Ainsi, la première des ressources est pour nous la créativité humaine, la faculté qu’a l’Homme de comprendre et de transformer le monde qui l’entoure.

L’être humain a une responsabilité, et c’est pour cela qu’il faut sortir de la mondialisation prédatrice.

et l’énergie

Il est fou de vouloir sortir du nucléaire, qui est l’expression d’une découverte humaine. Cependant, il doit être réinventé pour en faire un nucléaire citoyen du XXIe siècle, qui nous donnera les moyens d’accueillir les générations futures.
Nous sommes pour la conception de réacteurs de IVe génération et la mise en place d’un programme de recherche accéléré vers la fusion thermonucléaire contrôlée.

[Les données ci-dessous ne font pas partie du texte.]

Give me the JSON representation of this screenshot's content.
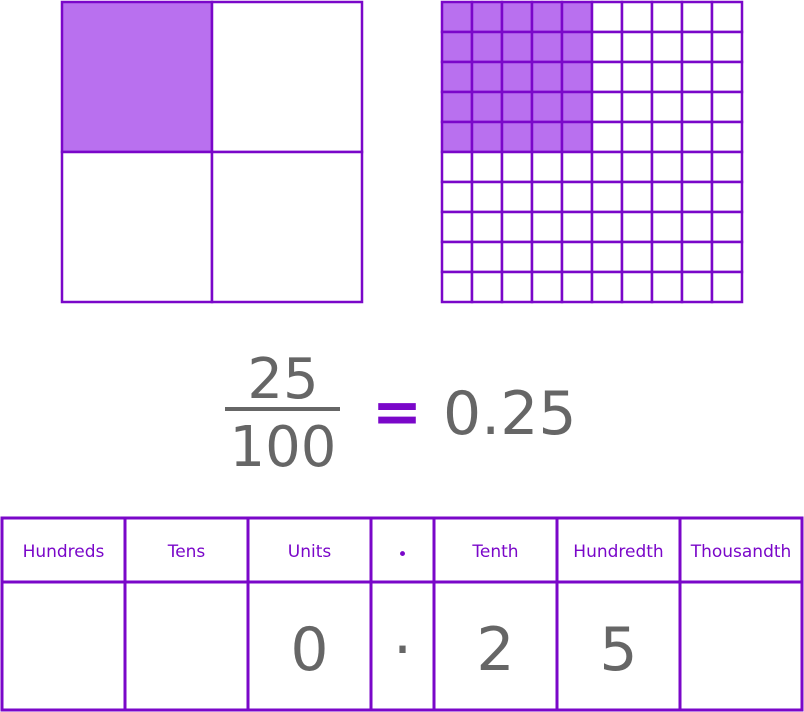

Le nucléaire du futur n’est pas un mal nécessaire. Il doit impliquer une société plus juste, plus inclusive et plus responsable, sans quoi - comme toute autre découverte - il serait réduit à un instrument de domination.
Le nucléaire est, enfin, la "clé" de l’énergie nécessaire à la propulsion des voyages spatiaux, qui définissent l’étape prochaine de notre Histoire.

Défendre le travail humain, c’est rejeter totalement les logiques actuelles de rentabilité à court terme. Se battre pour le nucléaire, c’est se battre pour le fondement d’un monde élargi et plus juste.